The causative agent is an H1N1 influenza A virus possibly derived from a common ancestor. These viruses have remained largely endemic in pig populations worldwide and have been responsible for one of the most prevalent respiratory diseases in pigs. The etiology of hog flu is a Type A Influenza virus that, as you might recall, belongs to the Orthomyxoviridae family and is an enveloped RNA virus.

Given the worldwide interaction between humans, pigs, birds and other mammalian species there is cross-species transmission of influenza viruses in nature. Pigs are an important host in influenza virus ecology since they are susceptible to infection with both avian and human influenza. Influenza generally appears with the introduction of infected pigs into a herd, either through movement or mixing of infected pigs with susceptible animals.

Transmission from humans to pigs occurs occasionally, but rarely from avian species. Once a herd is infected with a virus that is able to replicate, the virus persists through the production of young susceptible pigs and the introduction of new stock, often leading to the herd becoming infected endemically.
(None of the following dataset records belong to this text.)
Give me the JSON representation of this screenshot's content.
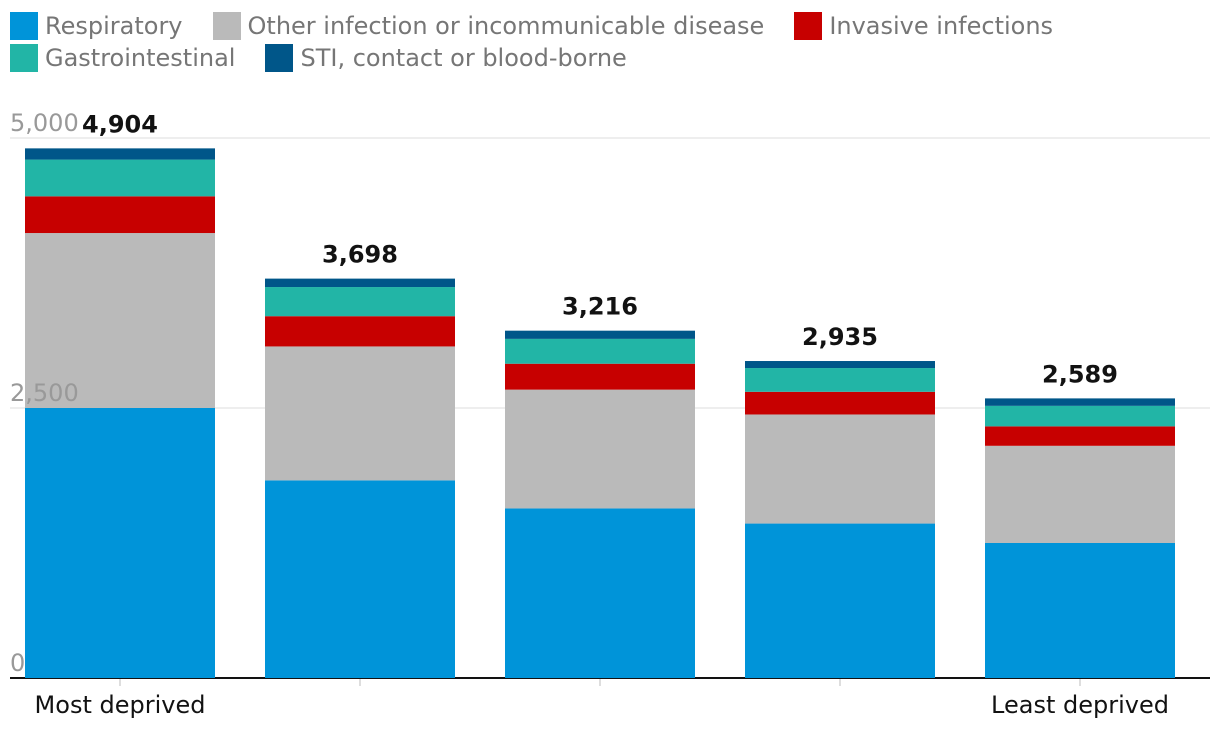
{
  "chart_data": {
    "type": "bar",
    "stacked": true,
    "categories": [
      "Most deprived",
      "",
      "",
      "",
      "Least deprived"
    ],
    "series": [
      {
        "name": "Respiratory",
        "color": "#0094d9",
        "values": [
          2500,
          1830,
          1570,
          1430,
          1250
        ]
      },
      {
        "name": "Other infection or incommunicable disease",
        "color": "#bababa",
        "values": [
          1620,
          1240,
          1100,
          1010,
          900
        ]
      },
      {
        "name": "Invasive infections",
        "color": "#c70000",
        "values": [
          340,
          280,
          240,
          210,
          180
        ]
      },
      {
        "name": "Gastrointestinal",
        "color": "#22b5a6",
        "values": [
          340,
          270,
          230,
          220,
          190
        ]
      },
      {
        "name": "STI, contact or blood-borne",
        "color": "#005689",
        "values": [
          104,
          78,
          76,
          65,
          69
        ]
      }
    ],
    "totals": [
      "4,904",
      "3,698",
      "3,216",
      "2,935",
      "2,589"
    ],
    "yticks": [
      {
        "value": 0,
        "label": "0"
      },
      {
        "value": 2500,
        "label": "2,500"
      },
      {
        "value": 5000,
        "label": "5,000"
      }
    ],
    "ylim": [
      0,
      5000
    ],
    "title": "",
    "xlabel": "",
    "ylabel": "",
    "legend_position": "top"
  }
}
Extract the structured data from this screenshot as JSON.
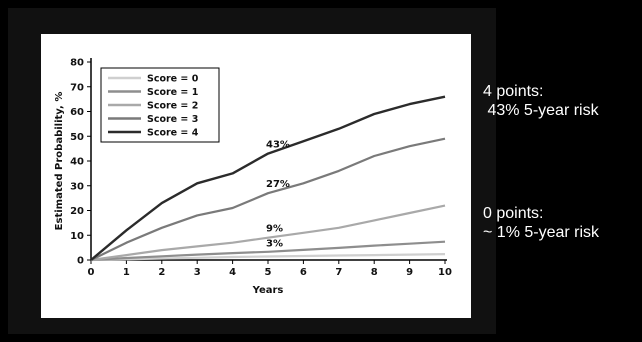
{
  "chart_data": {
    "type": "line",
    "xlabel": "Years",
    "ylabel": "Estimated Probability, %",
    "xlim": [
      0,
      10
    ],
    "ylim": [
      0,
      80
    ],
    "x_ticks": [
      0,
      1,
      2,
      3,
      4,
      5,
      6,
      7,
      8,
      9,
      10
    ],
    "y_ticks": [
      0,
      10,
      20,
      30,
      40,
      50,
      60,
      70,
      80
    ],
    "grid": false,
    "legend_placement": "top-left",
    "x": [
      0,
      1,
      2,
      3,
      4,
      5,
      6,
      7,
      8,
      9,
      10
    ],
    "series": [
      {
        "name": "Score = 0",
        "color": "#cfcfcf",
        "values": [
          0,
          0.3,
          0.6,
          0.9,
          1.2,
          1.4,
          1.6,
          1.8,
          2.0,
          2.2,
          2.4
        ]
      },
      {
        "name": "Score = 1",
        "color": "#8e8e8e",
        "values": [
          0,
          0.8,
          1.5,
          2.2,
          2.8,
          3.3,
          4.1,
          4.9,
          5.8,
          6.6,
          7.4
        ]
      },
      {
        "name": "Score = 2",
        "color": "#a9a9a9",
        "values": [
          0,
          2.0,
          4.0,
          5.5,
          7.0,
          9.0,
          11.0,
          13.0,
          16.0,
          19.0,
          22.0
        ]
      },
      {
        "name": "Score = 3",
        "color": "#7a7a7a",
        "values": [
          0,
          7.0,
          13.0,
          18.0,
          21.0,
          27.0,
          31.0,
          36.0,
          42.0,
          46.0,
          49.0
        ]
      },
      {
        "name": "Score = 4",
        "color": "#2b2b2b",
        "values": [
          0,
          12.0,
          23.0,
          31.0,
          35.0,
          43.0,
          48.0,
          53.0,
          59.0,
          63.0,
          66.0
        ]
      }
    ],
    "annotations": [
      {
        "text": "43%",
        "x": 5,
        "y": 43
      },
      {
        "text": "27%",
        "x": 5,
        "y": 27
      },
      {
        "text": "9%",
        "x": 5,
        "y": 9
      },
      {
        "text": "3%",
        "x": 5,
        "y": 3
      }
    ]
  },
  "notes": {
    "high": "4 points:\n 43% 5-year risk",
    "low": "0 points:\n~ 1% 5-year risk"
  },
  "colors": {
    "background": "#000000",
    "plot_background": "#ffffff",
    "text": "#ffffff"
  }
}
Swine influenza (SI) was first observed in 1918 in the United States, Hungary and China. It coincided with the Spanish Flu, which accounted for at least 20 million deaths worldwide.  Those who first noticed the disease in pigs, recognized similarities between the porcine and human disease and suggested they had a common etiology.  Later retrospective serological investigations confirmed that the disease in humans and pigs had been caused by closely related influenza A viruses in both cases.
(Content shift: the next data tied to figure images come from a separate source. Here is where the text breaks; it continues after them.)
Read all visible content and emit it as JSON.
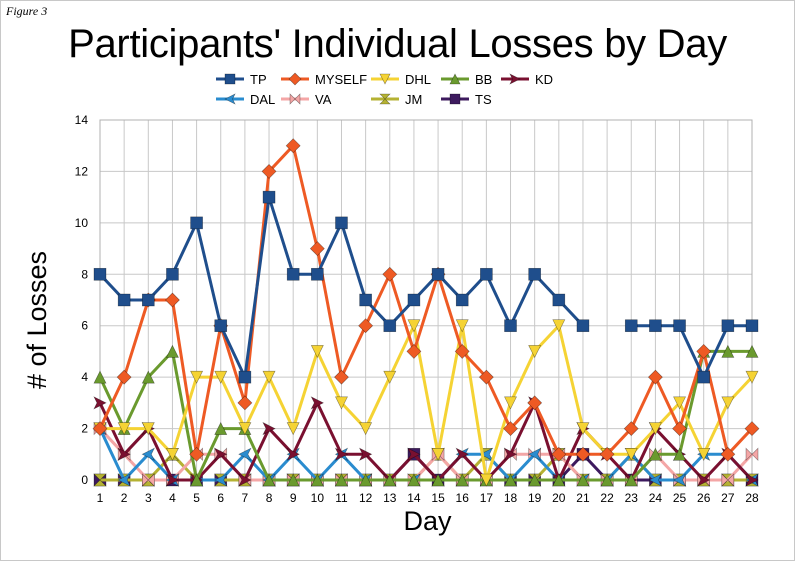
{
  "figure_label": "Figure 3",
  "chart_data": {
    "type": "line",
    "title": "Participants' Individual Losses by Day",
    "xlabel": "Day",
    "ylabel": "# of Losses",
    "x": [
      1,
      2,
      3,
      4,
      5,
      6,
      7,
      8,
      9,
      10,
      11,
      12,
      13,
      14,
      15,
      16,
      17,
      18,
      19,
      20,
      21,
      22,
      23,
      24,
      25,
      26,
      27,
      28
    ],
    "ylim": [
      0,
      14
    ],
    "yticks": [
      0,
      2,
      4,
      6,
      8,
      10,
      12,
      14
    ],
    "grid": true,
    "legend_position": "top",
    "series": [
      {
        "name": "TP",
        "color": "#1f4e8c",
        "marker": "square",
        "values": [
          8,
          7,
          7,
          8,
          10,
          6,
          4,
          11,
          8,
          8,
          10,
          7,
          6,
          7,
          8,
          7,
          8,
          6,
          8,
          7,
          6,
          null,
          6,
          6,
          6,
          4,
          6,
          6
        ]
      },
      {
        "name": "MYSELF",
        "color": "#ee5a24",
        "marker": "diamond",
        "values": [
          2,
          4,
          7,
          7,
          1,
          6,
          3,
          12,
          13,
          9,
          4,
          6,
          8,
          5,
          8,
          5,
          4,
          2,
          3,
          1,
          1,
          1,
          2,
          4,
          2,
          5,
          1,
          2
        ]
      },
      {
        "name": "DHL",
        "color": "#f5d334",
        "marker": "triangle-down",
        "values": [
          2,
          2,
          2,
          1,
          4,
          4,
          2,
          4,
          2,
          5,
          3,
          2,
          4,
          6,
          1,
          6,
          0,
          3,
          5,
          6,
          2,
          1,
          1,
          2,
          3,
          1,
          3,
          4
        ]
      },
      {
        "name": "BB",
        "color": "#6a9a2e",
        "marker": "triangle-up",
        "values": [
          4,
          2,
          4,
          5,
          0,
          2,
          2,
          0,
          0,
          0,
          0,
          0,
          0,
          0,
          0,
          0,
          0,
          0,
          0,
          0,
          0,
          0,
          0,
          1,
          1,
          5,
          5,
          5
        ]
      },
      {
        "name": "KD",
        "color": "#7a1030",
        "marker": "arrow-right",
        "values": [
          3,
          1,
          2,
          0,
          0,
          1,
          0,
          2,
          1,
          3,
          1,
          1,
          0,
          1,
          0,
          1,
          0,
          1,
          3,
          0,
          2,
          1,
          0,
          2,
          1,
          0,
          1,
          0
        ]
      },
      {
        "name": "DAL",
        "color": "#2a8ccf",
        "marker": "arrow-left",
        "values": [
          2,
          0,
          1,
          0,
          0,
          0,
          1,
          0,
          1,
          0,
          1,
          0,
          0,
          0,
          0,
          1,
          1,
          0,
          1,
          0,
          0,
          0,
          1,
          0,
          0,
          1,
          1,
          0
        ]
      },
      {
        "name": "VA",
        "color": "#f4a6a6",
        "marker": "bowtie",
        "values": [
          2,
          1,
          0,
          0,
          1,
          1,
          0,
          0,
          0,
          0,
          0,
          0,
          0,
          0,
          1,
          0,
          0,
          1,
          1,
          1,
          0,
          0,
          0,
          1,
          0,
          0,
          0,
          1
        ]
      },
      {
        "name": "JM",
        "color": "#b5b233",
        "marker": "hourglass",
        "values": [
          0,
          0,
          0,
          1,
          0,
          0,
          0,
          0,
          0,
          0,
          0,
          0,
          0,
          0,
          1,
          0,
          1,
          0,
          0,
          1,
          0,
          0,
          1,
          0,
          0,
          0,
          0,
          0
        ]
      },
      {
        "name": "TS",
        "color": "#3d1a5e",
        "marker": "square",
        "values": [
          0,
          0,
          0,
          0,
          0,
          0,
          0,
          0,
          0,
          0,
          0,
          0,
          0,
          1,
          0,
          0,
          0,
          0,
          0,
          0,
          1,
          0,
          0,
          0,
          0,
          0,
          0,
          0
        ]
      }
    ]
  }
}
Since 1979 the dominant H1N1 viruses in European pigs have been “avian-like”. More recently an independent introduction of H1N1 virus from birds to pigs has occurred in southern China and these viruses have been detected in pigs in South East Asia since 1993 where they are currently co-circulating with classical H1N1 viruses.

Swine husbandry practices directly influence the evolution of influenza viruses in pigs leading generally to reduced genetic drift, particularly in the genes encoding HA and neuraminidase (NA), compared to those of similar viruses in the human population. SI generally appears with the introduction of new pigs into a herd, thereby being related to the movement of animals from infected to susceptible herds.

Transmission

Influenza is transmitted primarily pig-to-pig by the nasopharyngeal route. The incubation period is 1 to 3 days, and can be as short as 4 hours. Nasal secretions are laden with virus during the acute febrile stage. The virus is easily carried and spread by avian species, particularly waterfowl, and humans. Care should be taken to prevent spread from and between birds and humans to swine. The virus can be shed for 30 days post-inoculation and has been recovered from clinically normal animals.

Clinical Signs

The clinical signs of Swine Influenza are typical flu-like symptoms. The pigs will develop a fever, (40.5oC - 41.7oC), nasal and ocular discharge, and severe spasms of coughing. They will appear lethargic and become anorectic. These signs will appear very suddenly, spread rapidly throughout the entire barn, and persist for about 7 days.

Diagnosis

Diagnosis of Swine Influenza can be based on clinical signs, virus isolation, and historical pathological confirmation of lesions, paired serology, and antigen detection.